PUBLISHED : Monday, 20 February, 2012, 12:00am
UPDATED : Monday, 20 February, 2012, 12:00am

The mainland cut the required reserve ratio for banks by 50 basis points at the weekend, releasing about 370 billion yuan (HK$455 billion) to 400 billion yuan in an effort to boost liquidity as growth in the world's second-largest economy slows for the fifth successive quarter.

This is the second round of cuts, following one in November, since inflation peaked in July last year.

While generally anticipated, the timing was still a surprise, said Li Wei, an economist at Standard Chartered, in a report.

Li added that markets were disappointed that the central bank did not reduce the ratio before the Lunar New Year.

'Capital markets are likely to react positively,' he said.

The mainland needs to maintain a certain level of growth each year to generate new jobs and maintain social stability, economists say.

The recent cut is set to boost the confidence of market investors, who have waited for clear signs of an easing of monetary policy.

The cuts will become effective on February 24. After the cut, the ratio will be 20.5 per cent for big banks and 18.5 per cent for smaller banks.

The reduction will help lower small and medium enterprises' borrowing costs and interbank fund transfer prices.

Qu Hongbin, an HSBC China economist, said in a report the cut was 'a much-needed move to maintain liquidity and boost growth' as inflation was still on track to ease and liquidity conditions needed to be eased to support growth.

Economists expect more cuts to follow as Beijing aims to maintain an annual gross domestic product growth of 7 per cent in the next few years.

HSBC forecasts at least two more cuts this year. Standard Chartered projects four more cuts this year.

Qu said interest rate cuts would remain a secondary monetary policy tool of choice, adding that Beijing might cut interest rates by 25 basis points towards the middle of the year if inflation fell below 3 per cent.

Standard Chartered expects inflation to remain at about 2 per cent this year, rising to 3.6 per cent next year.

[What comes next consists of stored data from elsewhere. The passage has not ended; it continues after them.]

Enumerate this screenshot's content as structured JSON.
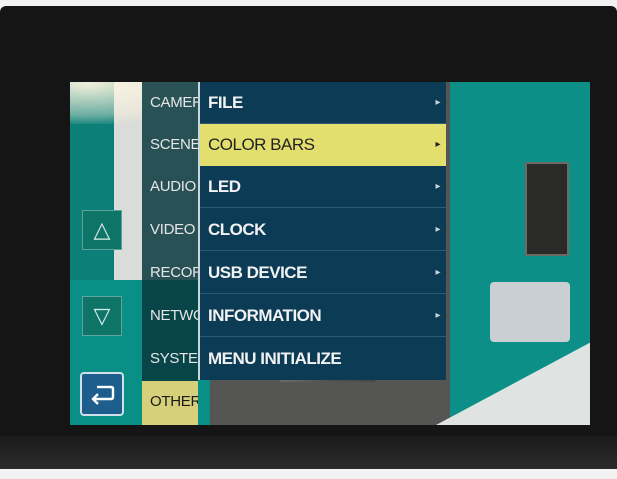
{
  "menu": {
    "categories": [
      {
        "label": "CAMERA",
        "selected": false
      },
      {
        "label": "SCENE",
        "selected": false
      },
      {
        "label": "AUDIO",
        "selected": false
      },
      {
        "label": "VIDEO",
        "selected": false
      },
      {
        "label": "RECORDING",
        "selected": false
      },
      {
        "label": "NETWORK",
        "selected": false
      },
      {
        "label": "SYSTEM",
        "selected": false
      },
      {
        "label": "OTHERS",
        "selected": true
      }
    ],
    "items": [
      {
        "label": "FILE",
        "arrow": "▸",
        "highlighted": false
      },
      {
        "label": "COLOR BARS",
        "arrow": "▸",
        "highlighted": true
      },
      {
        "label": "LED",
        "arrow": "▸",
        "highlighted": false
      },
      {
        "label": "CLOCK",
        "arrow": "▸",
        "highlighted": false
      },
      {
        "label": "USB DEVICE",
        "arrow": "▸",
        "highlighted": false
      },
      {
        "label": "INFORMATION",
        "arrow": "▸",
        "highlighted": false
      },
      {
        "label": "MENU INITIALIZE",
        "arrow": "",
        "highlighted": false
      }
    ]
  },
  "controls": {
    "up_glyph": "△",
    "down_glyph": "▽"
  },
  "icons": {
    "up": "triangle-up-icon",
    "down": "triangle-down-icon",
    "back": "return-arrow-icon"
  },
  "colors": {
    "highlight": "#e3df6f",
    "selected_category": "#d7d07a",
    "panel": "#0b3b55",
    "button_teal": "#0f7468",
    "back_button": "#1d5e8c"
  }
}
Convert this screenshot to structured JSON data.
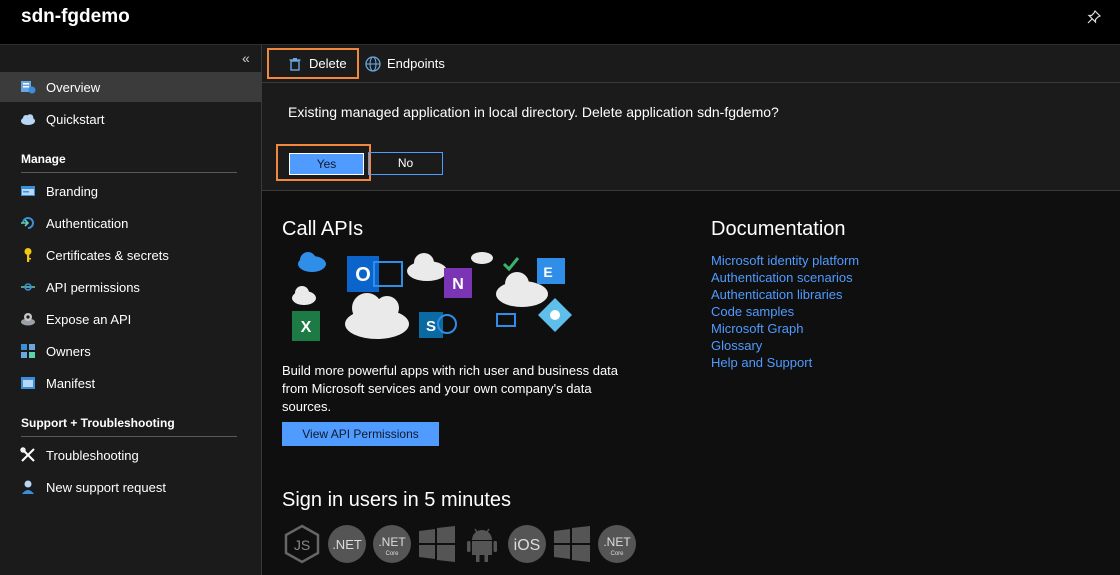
{
  "header": {
    "title": "sdn-fgdemo",
    "pin_icon": "pin-icon"
  },
  "sidebar": {
    "collapse_icon": "«",
    "items_top": [
      {
        "label": "Overview",
        "icon": "overview-icon",
        "active": true
      },
      {
        "label": "Quickstart",
        "icon": "quickstart-cloud-icon"
      }
    ],
    "manage_title": "Manage",
    "manage_items": [
      {
        "label": "Branding",
        "icon": "branding-icon"
      },
      {
        "label": "Authentication",
        "icon": "authentication-icon"
      },
      {
        "label": "Certificates & secrets",
        "icon": "key-icon"
      },
      {
        "label": "API permissions",
        "icon": "api-permissions-icon"
      },
      {
        "label": "Expose an API",
        "icon": "gear-cloud-icon"
      },
      {
        "label": "Owners",
        "icon": "owners-icon"
      },
      {
        "label": "Manifest",
        "icon": "manifest-icon"
      }
    ],
    "support_title": "Support + Troubleshooting",
    "support_items": [
      {
        "label": "Troubleshooting",
        "icon": "wrench-icon"
      },
      {
        "label": "New support request",
        "icon": "support-person-icon"
      }
    ]
  },
  "toolbar": {
    "delete_label": "Delete",
    "endpoints_label": "Endpoints"
  },
  "confirm": {
    "message": "Existing managed application in local directory. Delete application sdn-fgdemo?",
    "yes_label": "Yes",
    "no_label": "No"
  },
  "call_apis": {
    "title": "Call APIs",
    "description": "Build more powerful apps with rich user and business data from Microsoft services and your own company's data sources.",
    "button_label": "View API Permissions"
  },
  "documentation": {
    "title": "Documentation",
    "links": [
      "Microsoft identity platform",
      "Authentication scenarios",
      "Authentication libraries",
      "Code samples",
      "Microsoft Graph",
      "Glossary",
      "Help and Support"
    ]
  },
  "sign_in": {
    "title": "Sign in users in 5 minutes",
    "platforms": [
      {
        "icon": "nodejs-icon",
        "text": "JS"
      },
      {
        "icon": "dotnet-icon",
        "text": ".NET"
      },
      {
        "icon": "dotnet-core-icon",
        "text": ".NET",
        "sub": "Core"
      },
      {
        "icon": "windows-icon",
        "text": ""
      },
      {
        "icon": "android-icon",
        "text": ""
      },
      {
        "icon": "ios-icon",
        "text": "iOS"
      },
      {
        "icon": "windows-icon",
        "text": ""
      },
      {
        "icon": "dotnet-core-icon",
        "text": ".NET",
        "sub": "Core"
      }
    ]
  },
  "colors": {
    "accent": "#4f9bff",
    "highlight": "#f0883e",
    "background": "#0f0f0f",
    "panel": "#1b1b1b"
  }
}
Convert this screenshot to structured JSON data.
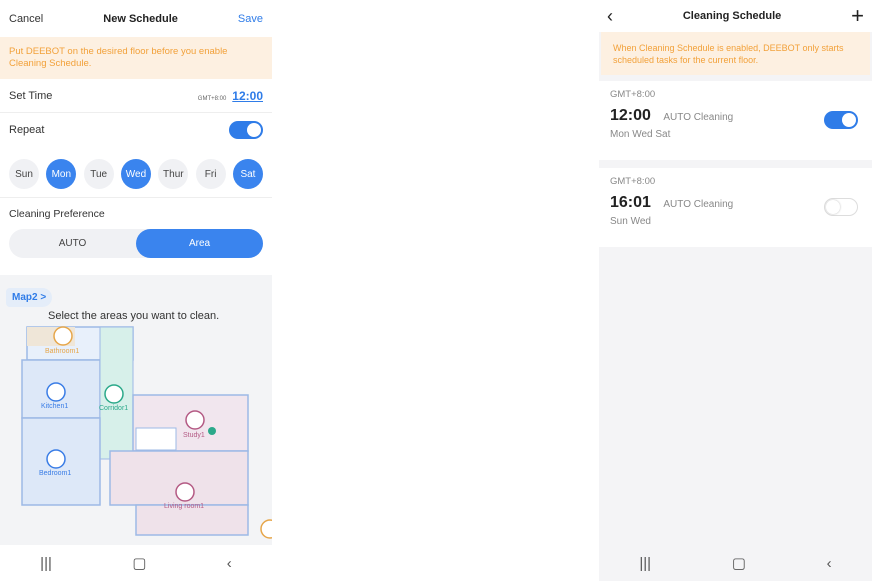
{
  "left": {
    "cancel_label": "Cancel",
    "title": "New Schedule",
    "save_label": "Save",
    "warning": "Put DEEBOT on the desired floor before you enable Cleaning Schedule.",
    "set_time_label": "Set Time",
    "timezone": "GMT+8:00",
    "time": "12:00",
    "repeat_label": "Repeat",
    "repeat_enabled": true,
    "days": [
      {
        "label": "Sun",
        "selected": false
      },
      {
        "label": "Mon",
        "selected": true
      },
      {
        "label": "Tue",
        "selected": false
      },
      {
        "label": "Wed",
        "selected": true
      },
      {
        "label": "Thur",
        "selected": false
      },
      {
        "label": "Fri",
        "selected": false
      },
      {
        "label": "Sat",
        "selected": true
      }
    ],
    "pref_label": "Cleaning Preference",
    "pref_options": [
      "AUTO",
      "Area"
    ],
    "pref_selected": "Area",
    "map_label": "Map2",
    "map_hint": "Select the areas you want to clean.",
    "rooms": {
      "bathroom": "Bathroom1",
      "kitchen": "Kitchen1",
      "corridor": "Corridor1",
      "study": "Study1",
      "bedroom": "Bedroom1",
      "living": "Living room1"
    }
  },
  "right": {
    "title": "Cleaning Schedule",
    "warning": "When Cleaning Schedule is enabled, DEEBOT only starts scheduled tasks for the current floor.",
    "schedules": [
      {
        "timezone": "GMT+8:00",
        "time": "12:00",
        "mode": "AUTO Cleaning",
        "days": "Mon Wed Sat",
        "enabled": true
      },
      {
        "timezone": "GMT+8:00",
        "time": "16:01",
        "mode": "AUTO Cleaning",
        "days": "Sun Wed",
        "enabled": false
      }
    ]
  },
  "colors": {
    "accent": "#2f7ce8",
    "warning_bg": "#fdf0e1",
    "warning_text": "#f2a13a"
  }
}
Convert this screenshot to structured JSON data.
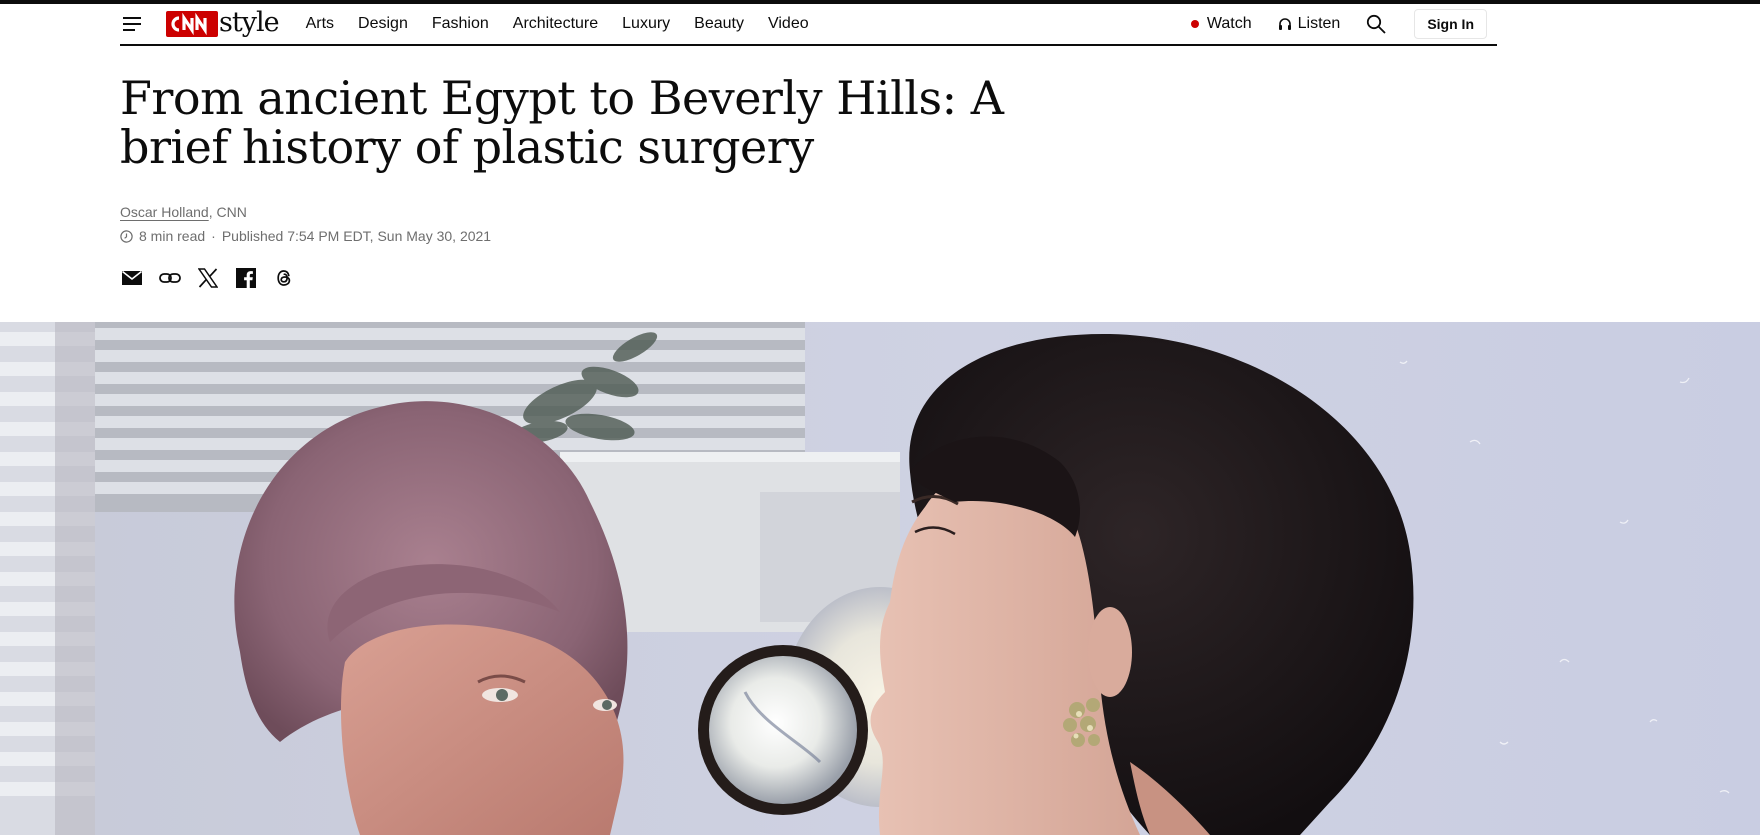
{
  "header": {
    "menu_icon": "hamburger-menu-icon",
    "logo": {
      "brand": "CNN",
      "section": "style"
    },
    "nav": [
      "Arts",
      "Design",
      "Fashion",
      "Architecture",
      "Luxury",
      "Beauty",
      "Video"
    ],
    "watch_label": "Watch",
    "listen_label": "Listen",
    "search_icon": "search-icon",
    "signin_label": "Sign In",
    "colors": {
      "brand_red": "#cc0000",
      "text": "#0c0c0c"
    }
  },
  "article": {
    "headline": "From ancient Egypt to Beverly Hills: A brief history of plastic surgery",
    "author": "Oscar Holland",
    "source": ", CNN",
    "read_time": "8 min read",
    "separator": "·",
    "published": "Published 7:54 PM EDT, Sun May 30, 2021"
  },
  "share": {
    "icons": [
      "email-icon",
      "link-icon",
      "x-icon",
      "facebook-icon",
      "threads-icon"
    ]
  },
  "hero": {
    "description_icon": "hero-photo"
  }
}
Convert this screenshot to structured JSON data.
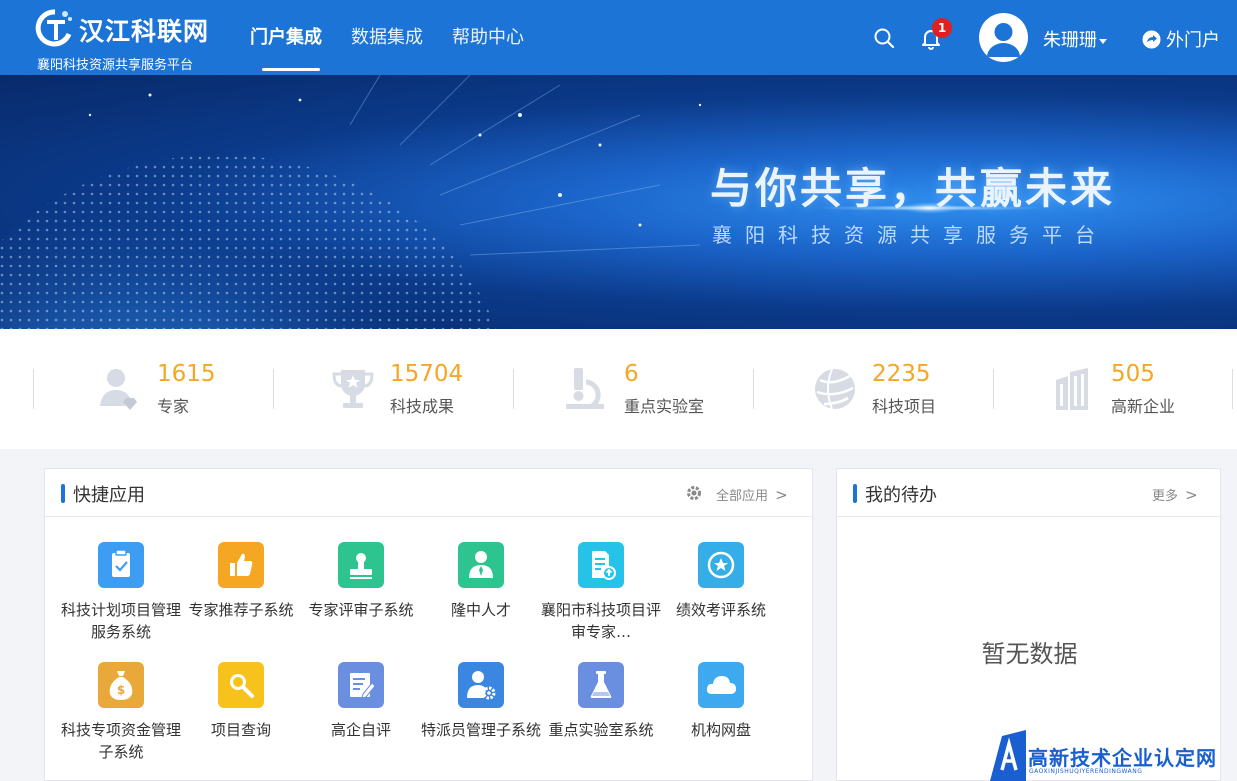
{
  "header": {
    "logo_title": "汉江科联网",
    "logo_subtitle": "襄阳科技资源共享服务平台",
    "nav": [
      {
        "label": "门户集成",
        "active": true
      },
      {
        "label": "数据集成",
        "active": false
      },
      {
        "label": "帮助中心",
        "active": false
      }
    ],
    "notification_count": "1",
    "username": "朱珊珊",
    "portal_link": "外门户",
    "icons": {
      "search": "search-icon",
      "bell": "bell-icon",
      "avatar": "user-avatar-icon",
      "portal": "arrow-circle-icon"
    },
    "accent_color": "#1b74d6"
  },
  "banner": {
    "title": "与你共享，共赢未来",
    "subtitle": "襄阳科技资源共享服务平台"
  },
  "stats": [
    {
      "value": "1615",
      "label": "专家",
      "icon": "expert-icon"
    },
    {
      "value": "15704",
      "label": "科技成果",
      "icon": "trophy-icon"
    },
    {
      "value": "6",
      "label": "重点实验室",
      "icon": "microscope-icon"
    },
    {
      "value": "2235",
      "label": "科技项目",
      "icon": "globe-icon"
    },
    {
      "value": "505",
      "label": "高新企业",
      "icon": "building-icon"
    }
  ],
  "quick_apps": {
    "title": "快捷应用",
    "all_link": "全部应用",
    "items": [
      {
        "label": "科技计划项目管理服务系统",
        "color": "#3d9df2",
        "icon": "clipboard-check-icon"
      },
      {
        "label": "专家推荐子系统",
        "color": "#f5a623",
        "icon": "thumbs-up-icon"
      },
      {
        "label": "专家评审子系统",
        "color": "#2ec48f",
        "icon": "stamp-icon"
      },
      {
        "label": "隆中人才",
        "color": "#2ec48f",
        "icon": "person-icon"
      },
      {
        "label": "襄阳市科技项目评审专家…",
        "color": "#27c2e8",
        "icon": "document-upload-icon"
      },
      {
        "label": "绩效考评系统",
        "color": "#35aee8",
        "icon": "star-badge-icon"
      },
      {
        "label": "科技专项资金管理子系统",
        "color": "#e8a93a",
        "icon": "money-bag-icon"
      },
      {
        "label": "项目查询",
        "color": "#f7c21c",
        "icon": "magnifier-icon"
      },
      {
        "label": "高企自评",
        "color": "#6b8fe0",
        "icon": "edit-note-icon"
      },
      {
        "label": "特派员管理子系统",
        "color": "#3a86e0",
        "icon": "user-gear-icon"
      },
      {
        "label": "重点实验室系统",
        "color": "#6b8fe0",
        "icon": "flask-icon"
      },
      {
        "label": "机构网盘",
        "color": "#3fa9f0",
        "icon": "cloud-icon"
      }
    ]
  },
  "todo": {
    "title": "我的待办",
    "more_link": "更多",
    "empty_text": "暂无数据"
  },
  "watermark": {
    "text": "高新技术企业认定网",
    "pinyin": "GAOXINJISHUQIYERENDINGWANG"
  }
}
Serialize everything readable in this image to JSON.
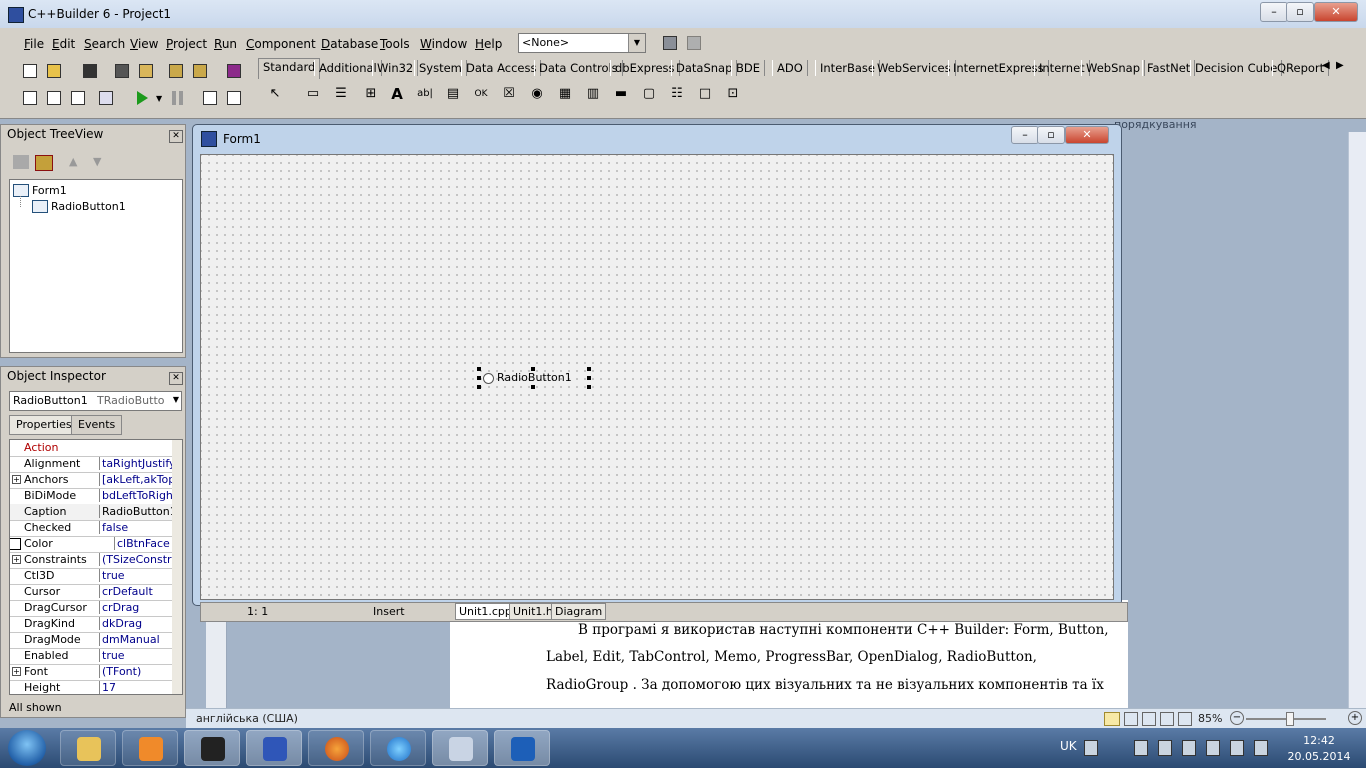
{
  "app": {
    "title": "C++Builder 6 - Project1"
  },
  "menu": [
    "File",
    "Edit",
    "Search",
    "View",
    "Project",
    "Run",
    "Component",
    "Database",
    "Tools",
    "Window",
    "Help"
  ],
  "desktop_combo": {
    "value": "<None>"
  },
  "palette_tabs": [
    "Standard",
    "Additional",
    "Win32",
    "System",
    "Data Access",
    "Data Controls",
    "dbExpress",
    "DataSnap",
    "BDE",
    "ADO",
    "InterBase",
    "WebServices",
    "InternetExpress",
    "Internet",
    "WebSnap",
    "FastNet",
    "Decision Cube",
    "QReport"
  ],
  "tree_view": {
    "title": "Object TreeView",
    "items": [
      "Form1",
      "RadioButton1"
    ]
  },
  "inspector": {
    "title": "Object Inspector",
    "object_name": "RadioButton1",
    "object_type": "TRadioButton",
    "tabs": [
      "Properties",
      "Events"
    ],
    "properties": [
      {
        "name": "Action",
        "value": "",
        "plus": false
      },
      {
        "name": "Alignment",
        "value": "taRightJustify",
        "plus": false
      },
      {
        "name": "Anchors",
        "value": "[akLeft,akTop]",
        "plus": true
      },
      {
        "name": "BiDiMode",
        "value": "bdLeftToRight",
        "plus": false
      },
      {
        "name": "Caption",
        "value": "RadioButton1",
        "plus": false
      },
      {
        "name": "Checked",
        "value": "false",
        "plus": false
      },
      {
        "name": "Color",
        "value": "clBtnFace",
        "plus": false
      },
      {
        "name": "Constraints",
        "value": "(TSizeConstraints)",
        "plus": true
      },
      {
        "name": "Ctl3D",
        "value": "true",
        "plus": false
      },
      {
        "name": "Cursor",
        "value": "crDefault",
        "plus": false
      },
      {
        "name": "DragCursor",
        "value": "crDrag",
        "plus": false
      },
      {
        "name": "DragKind",
        "value": "dkDrag",
        "plus": false
      },
      {
        "name": "DragMode",
        "value": "dmManual",
        "plus": false
      },
      {
        "name": "Enabled",
        "value": "true",
        "plus": false
      },
      {
        "name": "Font",
        "value": "(TFont)",
        "plus": true
      },
      {
        "name": "Height",
        "value": "17",
        "plus": false
      }
    ],
    "status": "All shown"
  },
  "form": {
    "title": "Form1",
    "radio_caption": "RadioButton1"
  },
  "editor_status": {
    "position": "1:   1",
    "mode": "Insert",
    "tabs": [
      "Unit1.cpp",
      "Unit1.h",
      "Diagram"
    ]
  },
  "word": {
    "partial_header": "порядкування",
    "lines": [
      "В програмі я використав наступні компоненти C++ Builder: Form, Button,",
      "Label, Edit, TabControl, Memo, ProgressBar, OpenDialog, RadioButton,",
      "RadioGroup . За допомогою цих візуальних та не візуальних компонентів та їх"
    ],
    "language": "англійська (США)",
    "zoom": "85%"
  },
  "taskbar": {
    "apps": [
      "explorer",
      "media-player",
      "mpc",
      "cpp-builder",
      "firefox",
      "internet-explorer",
      "search",
      "word"
    ],
    "lang": "UK",
    "time": "12:42",
    "date": "20.05.2014"
  }
}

Premier Wen Jiabao said this month the central government might 'fine-tune' economic policies in the first quarter of this year. He said Beijing would closely monitor the global economic situation in case a 'proactive' response was needed.

It was the first signal from Wen that the government might review its macroeconomic policies in light of the global uncertainty caused by the euro-zone sovereign debt crisis and economic slowdown in the United States.

'The cut reflects that stimulating economic growth is currently the government's priority. January's batch of data, like new yuan loans and total social financing figures, reflected downside risks to the economy,' HSBC economist Ma Xiaoping said.

State-owned lenders issued 738.1 billion yuan in new loans last month, down 288.2 billion yuan or 28 per cent from the same month last year and well short of analyst forecasts for one trillion yuan.